Leaky lockdown? Why is Chennai seeing a spurt in cases?

Community transmission likely, hospitalise only patients with symptoms: Experts
Leaky lockdown? Why is Chennai seeing a spurt in cases?

CHENNAI: COVID-19 cases in Chennai have breached the 1,000-mark. Of them, a whopping 511 cases — over half the number — were reported in the last four days. This is in sharp contrast with the rest of the State, where cases have been dwindling over the last two weeks. What is working against Chennai? Also, why has there been a meteoric rise despite the lockdown being in force since March 24?  
Leaky lockdown

Virologist T Jacob John suspects this is because the lockdown was not implemented or followed in the true spirit. “The government need not defend the numbers during a naturally occurring disease,” says John. “However, now that there is a lockdown in place and all persons stepping outside have been asked to wear a mask, if at all there is an increase in transmission it must be minimal.”

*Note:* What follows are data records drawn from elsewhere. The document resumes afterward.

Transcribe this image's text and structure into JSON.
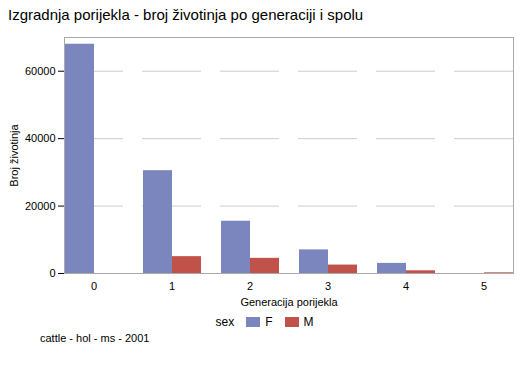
{
  "chart_data": {
    "type": "bar",
    "title": "Izgradnja porijekla - broj životinja po generaciji i spolu",
    "xlabel": "Generacija porijekla",
    "ylabel": "Broj životinja",
    "annotations": [
      "cattle - hol - ms - 2001"
    ],
    "categories": [
      0,
      1,
      2,
      3,
      4,
      5
    ],
    "series": [
      {
        "name": "F",
        "color": "#7b86be",
        "values": [
          68000,
          30500,
          15500,
          7000,
          3000,
          0
        ]
      },
      {
        "name": "M",
        "color": "#c0524a",
        "values": [
          0,
          5000,
          4500,
          2500,
          800,
          200
        ]
      }
    ],
    "legend_title": "sex",
    "legend": "bottom",
    "ylim": [
      0,
      70000
    ],
    "yticks": [
      0,
      20000,
      40000,
      60000
    ],
    "grid": true
  }
}
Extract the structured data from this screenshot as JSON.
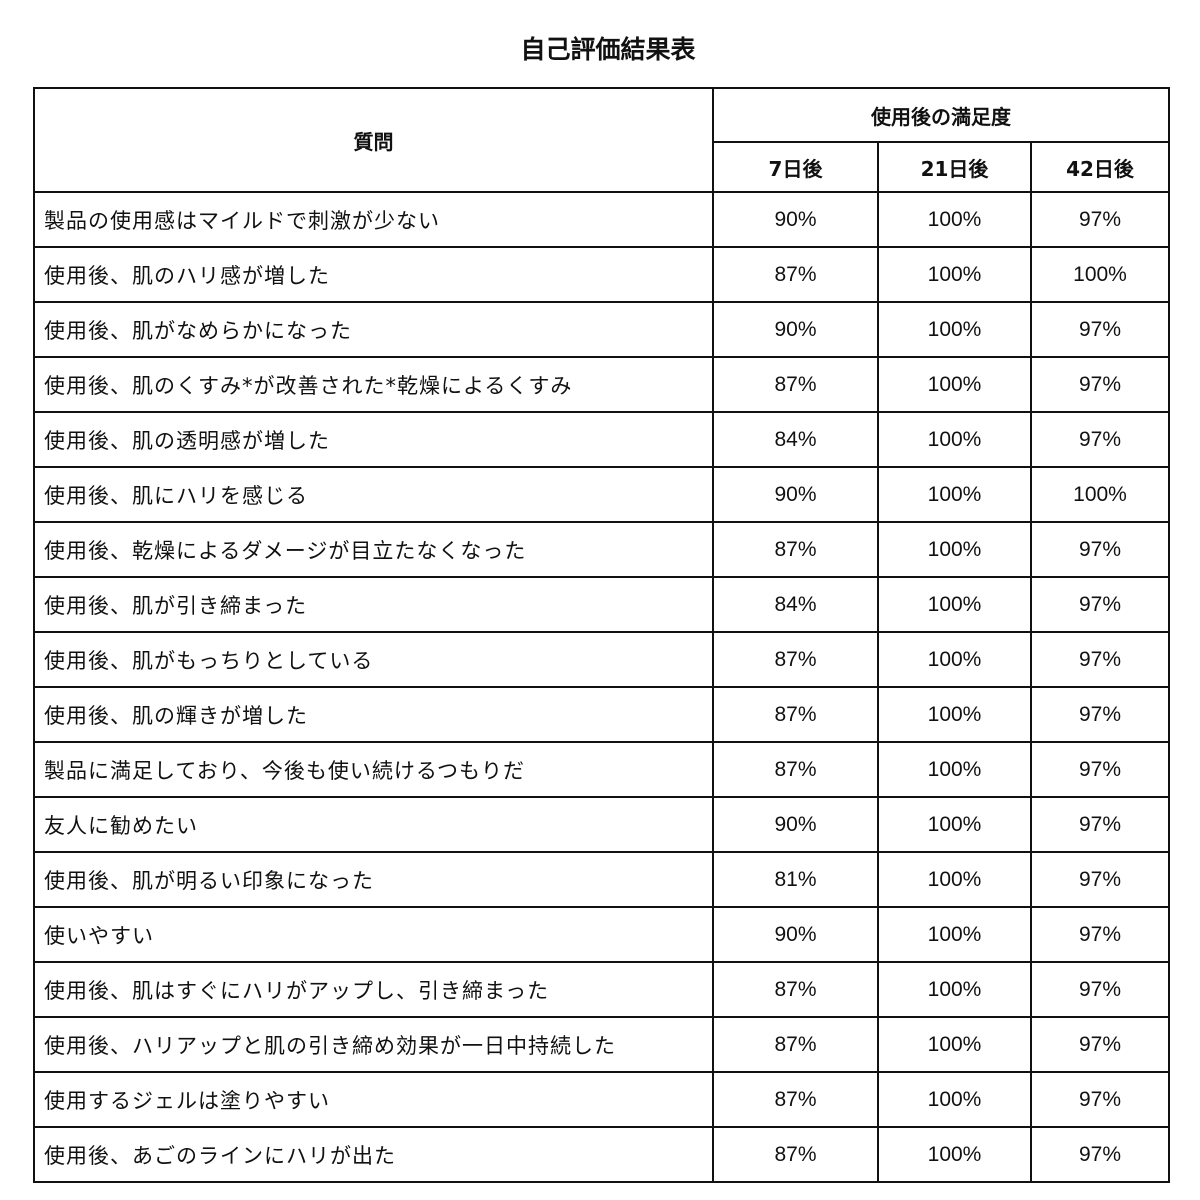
{
  "title": "自己評価結果表",
  "header": {
    "question": "質問",
    "group": "使用後の満足度",
    "periods": [
      "7日後",
      "21日後",
      "42日後"
    ]
  },
  "rows": [
    {
      "q": "製品の使用感はマイルドで刺激が少ない",
      "v": [
        "90%",
        "100%",
        "97%"
      ]
    },
    {
      "q": "使用後、肌のハリ感が増した",
      "v": [
        "87%",
        "100%",
        "100%"
      ]
    },
    {
      "q": "使用後、肌がなめらかになった",
      "v": [
        "90%",
        "100%",
        "97%"
      ]
    },
    {
      "q": "使用後、肌のくすみ*が改善された*乾燥によるくすみ",
      "v": [
        "87%",
        "100%",
        "97%"
      ]
    },
    {
      "q": "使用後、肌の透明感が増した",
      "v": [
        "84%",
        "100%",
        "97%"
      ]
    },
    {
      "q": "使用後、肌にハリを感じる",
      "v": [
        "90%",
        "100%",
        "100%"
      ]
    },
    {
      "q": "使用後、乾燥によるダメージが目立たなくなった",
      "v": [
        "87%",
        "100%",
        "97%"
      ]
    },
    {
      "q": "使用後、肌が引き締まった",
      "v": [
        "84%",
        "100%",
        "97%"
      ]
    },
    {
      "q": "使用後、肌がもっちりとしている",
      "v": [
        "87%",
        "100%",
        "97%"
      ]
    },
    {
      "q": "使用後、肌の輝きが増した",
      "v": [
        "87%",
        "100%",
        "97%"
      ]
    },
    {
      "q": "製品に満足しており、今後も使い続けるつもりだ",
      "v": [
        "87%",
        "100%",
        "97%"
      ]
    },
    {
      "q": "友人に勧めたい",
      "v": [
        "90%",
        "100%",
        "97%"
      ]
    },
    {
      "q": "使用後、肌が明るい印象になった",
      "v": [
        "81%",
        "100%",
        "97%"
      ]
    },
    {
      "q": "使いやすい",
      "v": [
        "90%",
        "100%",
        "97%"
      ]
    },
    {
      "q": "使用後、肌はすぐにハリがアップし、引き締まった",
      "v": [
        "87%",
        "100%",
        "97%"
      ]
    },
    {
      "q": "使用後、ハリアップと肌の引き締め効果が一日中持続した",
      "v": [
        "87%",
        "100%",
        "97%"
      ]
    },
    {
      "q": "使用するジェルは塗りやすい",
      "v": [
        "87%",
        "100%",
        "97%"
      ]
    },
    {
      "q": "使用後、あごのラインにハリが出た",
      "v": [
        "87%",
        "100%",
        "97%"
      ]
    }
  ]
}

John says the problem is that only the government is fighting the virus. The public are mere spectators. “We have failed in informing the public on what the problem is, and how they can participate in containing it.” One reason for the sporadic increase, John feels, is because people are not wearing masks though they are supposed to do so.

An interesting observation is that the alarming rise in numbers happened right after the ‘intensified’ four-day lockdown period ended. The Saturday before the ‘intensified’ lockdown, thousands thronged marketplaces, shops, and eateries to stock up on essentials fearing the worst. The footfall at Koyambedu Wholesale Market, which soon became a COVID-19 hotspot, was extremely high.

The test match

Epidemiologist G Kuganatham says the best way to control an epidemic outbreak is by ramping up testing, with a focus on the critically ill. “Another reason for Chennai alone witnessing such high numbers is the population density. This adds to the crowds and movement witnessed at places such as Koyambedu Market,” says Kuganatham.    

Corporation Commissioner G Prakash also attributes it to population density. “When an average of 24,000 people are supposed to live within a square kilometre, in Chennai we have 50,000 people living in the same area.” This reasoning is backed by data. Highly congested neighbourhoods of North Chennai have witnessed far more cases that the posh, well-developed East or South.

Three zones of Tondiarpet, Royapuram, and Tiru-Vi-Ka Nagar alone account for over half the total number of cases (53.64 per cent). As on Friday, Tiru Vi Ka Nagar (210) had overtaken Royapuram (199). Tondiarpet, the neighbouring area, is much behind with 77 cases. So far 19 frontline corporation workers have been infected. They were all, ironically, engaged in disinfecting the city.

Prakash says monitoring has been enhanced in critical zones, such as Ayanavaram, Pulianthope, and the three mentioned above. “We would also remove containment measures taken in areas where no new cases have been recorded over the last 28 days.” The city now has 231 containment areas, as opposed to 202 on Tuesday. Experts, however, say officials have to move past containment and accept the reality of community transmission.   

The transmission realisation

“I believe that we are now past the containment stage, and have gone into community transmission,” says Jayaprakash Muliyil, chairman of the Scientific Advisory Committee at the National Institute of Epidemiology. He says contacts of positive patients need not be subjected to the same level of treatment. It’s time to switch gears.

“The contacts, even if they are positive, can be isolated at their own homes. They may be advised to come to hospitals only if they develop symptoms.” He suggests separate categories for patients with and without symptoms. It is this lack of categorisation that is making the numbers seem high, says Muliyil.
“Putting them in the same category may have made sense in the containment stage. But now, I believe, we are well past that and gone into community transmission.” The focus, he says, must be on those with symptoms so that the mortality rates can be controlled. Doctors and practitioners agree with Muliyil’s observations.

The permanent solution     

It’s true that without the lockdown, the numbers could have gone much higher. “However, it’s important to remember that lockdown is a temporary solution, primarily to prevent acute overcrowding in hospitals,” says doctor Ram Gopalakrishnan, who treats infectious diseases at Apollo Hospitals.“Going forward, the focus must be on protecting the vulnerable and the elderly, who may continue to remain in a state of semi-lockdown. The rest of us can move about while following cough hygiene, wearing masks, and maintaining the 2-metre distance rule,” says Gopalakrishnan.